European Union authorities have unveiled new regulations aimed at imposing clearer transparency standards on Big Tech companies in relation to political advertising on their platforms.
The rules mandate that these tech giants, including Google and Meta, must provide information about the source of funding for political ads, the amount spent, and the specific elections being targeted. These measures come as the European Union prepares for significant elections in the coming year.
Agreed upon by EU member states and European Parliament legislators, these rules are designed to enhance transparency and accountability in the realm of political advertising. Violations of these regulations can result in fines of up to 6% of the annual turnover of the ad provider.

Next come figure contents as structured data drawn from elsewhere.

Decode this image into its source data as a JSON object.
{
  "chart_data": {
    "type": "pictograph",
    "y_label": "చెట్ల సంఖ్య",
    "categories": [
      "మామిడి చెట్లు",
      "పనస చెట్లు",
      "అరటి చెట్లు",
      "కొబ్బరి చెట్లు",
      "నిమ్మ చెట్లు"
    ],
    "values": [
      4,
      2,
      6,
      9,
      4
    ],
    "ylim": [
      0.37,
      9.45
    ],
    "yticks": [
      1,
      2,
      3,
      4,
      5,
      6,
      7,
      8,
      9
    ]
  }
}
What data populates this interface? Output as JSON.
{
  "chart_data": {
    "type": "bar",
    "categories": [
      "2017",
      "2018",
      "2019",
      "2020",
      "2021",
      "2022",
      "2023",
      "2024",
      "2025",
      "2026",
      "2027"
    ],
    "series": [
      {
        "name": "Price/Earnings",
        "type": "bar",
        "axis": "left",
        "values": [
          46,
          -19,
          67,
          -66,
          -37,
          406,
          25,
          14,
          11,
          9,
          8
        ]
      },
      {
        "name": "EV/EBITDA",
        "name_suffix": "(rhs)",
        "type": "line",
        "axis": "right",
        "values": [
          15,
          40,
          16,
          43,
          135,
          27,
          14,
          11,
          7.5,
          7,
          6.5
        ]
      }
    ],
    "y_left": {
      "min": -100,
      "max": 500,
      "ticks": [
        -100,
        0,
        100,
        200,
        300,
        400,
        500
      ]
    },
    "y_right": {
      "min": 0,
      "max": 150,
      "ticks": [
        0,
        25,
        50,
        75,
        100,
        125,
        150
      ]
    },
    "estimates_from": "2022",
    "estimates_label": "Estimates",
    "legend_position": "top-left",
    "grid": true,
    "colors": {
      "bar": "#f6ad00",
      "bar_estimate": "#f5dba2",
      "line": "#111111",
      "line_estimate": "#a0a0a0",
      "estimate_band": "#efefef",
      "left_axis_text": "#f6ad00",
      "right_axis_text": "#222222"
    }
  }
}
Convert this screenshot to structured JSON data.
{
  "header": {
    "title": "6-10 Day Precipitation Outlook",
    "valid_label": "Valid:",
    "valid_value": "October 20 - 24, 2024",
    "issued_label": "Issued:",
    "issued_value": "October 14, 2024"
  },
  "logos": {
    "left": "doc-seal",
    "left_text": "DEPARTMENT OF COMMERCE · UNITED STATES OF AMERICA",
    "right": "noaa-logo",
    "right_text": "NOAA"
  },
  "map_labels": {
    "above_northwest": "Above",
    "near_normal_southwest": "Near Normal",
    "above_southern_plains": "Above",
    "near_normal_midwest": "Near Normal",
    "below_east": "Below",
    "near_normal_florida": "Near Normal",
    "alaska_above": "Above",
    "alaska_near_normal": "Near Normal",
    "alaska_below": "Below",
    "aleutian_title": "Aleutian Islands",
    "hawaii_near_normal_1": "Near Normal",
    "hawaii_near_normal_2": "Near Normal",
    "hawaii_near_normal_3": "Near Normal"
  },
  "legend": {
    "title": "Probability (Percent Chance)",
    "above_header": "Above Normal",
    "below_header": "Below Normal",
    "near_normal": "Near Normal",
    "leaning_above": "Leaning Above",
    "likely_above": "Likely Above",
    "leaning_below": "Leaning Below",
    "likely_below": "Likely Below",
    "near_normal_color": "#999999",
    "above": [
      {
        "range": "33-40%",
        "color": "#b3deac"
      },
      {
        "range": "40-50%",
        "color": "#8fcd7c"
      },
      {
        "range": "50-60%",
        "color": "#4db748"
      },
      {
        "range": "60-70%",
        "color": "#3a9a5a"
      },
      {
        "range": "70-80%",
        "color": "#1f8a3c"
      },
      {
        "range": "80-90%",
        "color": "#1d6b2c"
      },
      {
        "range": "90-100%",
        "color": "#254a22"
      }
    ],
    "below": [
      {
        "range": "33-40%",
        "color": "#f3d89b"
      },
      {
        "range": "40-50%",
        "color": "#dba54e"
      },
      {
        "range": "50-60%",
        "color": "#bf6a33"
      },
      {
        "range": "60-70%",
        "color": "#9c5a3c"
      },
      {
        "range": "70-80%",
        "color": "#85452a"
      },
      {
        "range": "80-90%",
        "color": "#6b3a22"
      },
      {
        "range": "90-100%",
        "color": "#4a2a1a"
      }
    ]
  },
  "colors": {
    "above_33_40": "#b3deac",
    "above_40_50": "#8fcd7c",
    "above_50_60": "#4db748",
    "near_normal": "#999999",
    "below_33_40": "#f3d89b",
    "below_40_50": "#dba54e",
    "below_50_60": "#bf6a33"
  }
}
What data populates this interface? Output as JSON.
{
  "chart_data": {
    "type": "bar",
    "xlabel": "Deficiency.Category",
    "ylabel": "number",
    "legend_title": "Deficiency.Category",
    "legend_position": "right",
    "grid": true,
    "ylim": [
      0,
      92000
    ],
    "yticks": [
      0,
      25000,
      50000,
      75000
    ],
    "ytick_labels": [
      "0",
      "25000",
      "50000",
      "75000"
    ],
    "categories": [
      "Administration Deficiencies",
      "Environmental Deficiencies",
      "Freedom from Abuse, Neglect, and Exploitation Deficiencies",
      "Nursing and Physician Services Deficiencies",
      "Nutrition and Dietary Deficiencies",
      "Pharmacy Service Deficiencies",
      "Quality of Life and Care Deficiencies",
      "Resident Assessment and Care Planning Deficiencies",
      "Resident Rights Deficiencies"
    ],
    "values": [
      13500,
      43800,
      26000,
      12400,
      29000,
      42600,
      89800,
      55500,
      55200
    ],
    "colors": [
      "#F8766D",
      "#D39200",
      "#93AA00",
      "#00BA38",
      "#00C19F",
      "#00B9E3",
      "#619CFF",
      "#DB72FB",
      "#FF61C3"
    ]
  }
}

Notably, the rules also prohibit third-party entities from sponsoring political advertising within the EU during the three months leading up to an election or referendum. Furthermore, they include a ban on ads that create profiles of individuals based on factors such as ethnicity, religion, or sexual orientation.
MEP Sandro Gozi, who has played a leading role in the European Parliament’s efforts to shape these regulations, expressed that these new rules will bolster defenses against foreign actors seeking to spread disinformation and interfere in the democratic processes of the EU. These measures aim to safeguard free and democratic processes within the European Union.
EU member states and European Union legislators have reached an agreement following extensive discussions to finalize the draft regulation proposed by the European Commission last year. Under these new regulations, all online political advertisements will be accessible through an online ad repository.
The European Parliament is scheduled to hold elections in June next year, and there is a heightened concern about disinformation and potential foreign interference leading up to the polls.
These pan-European rules will take effect 18 months after their implementation, expected in 2025. In the interim, measures governing the equitable provision of cross-border political advertising, including for European political parties and political groups, will already be in place for the European Parliament elections in 2024.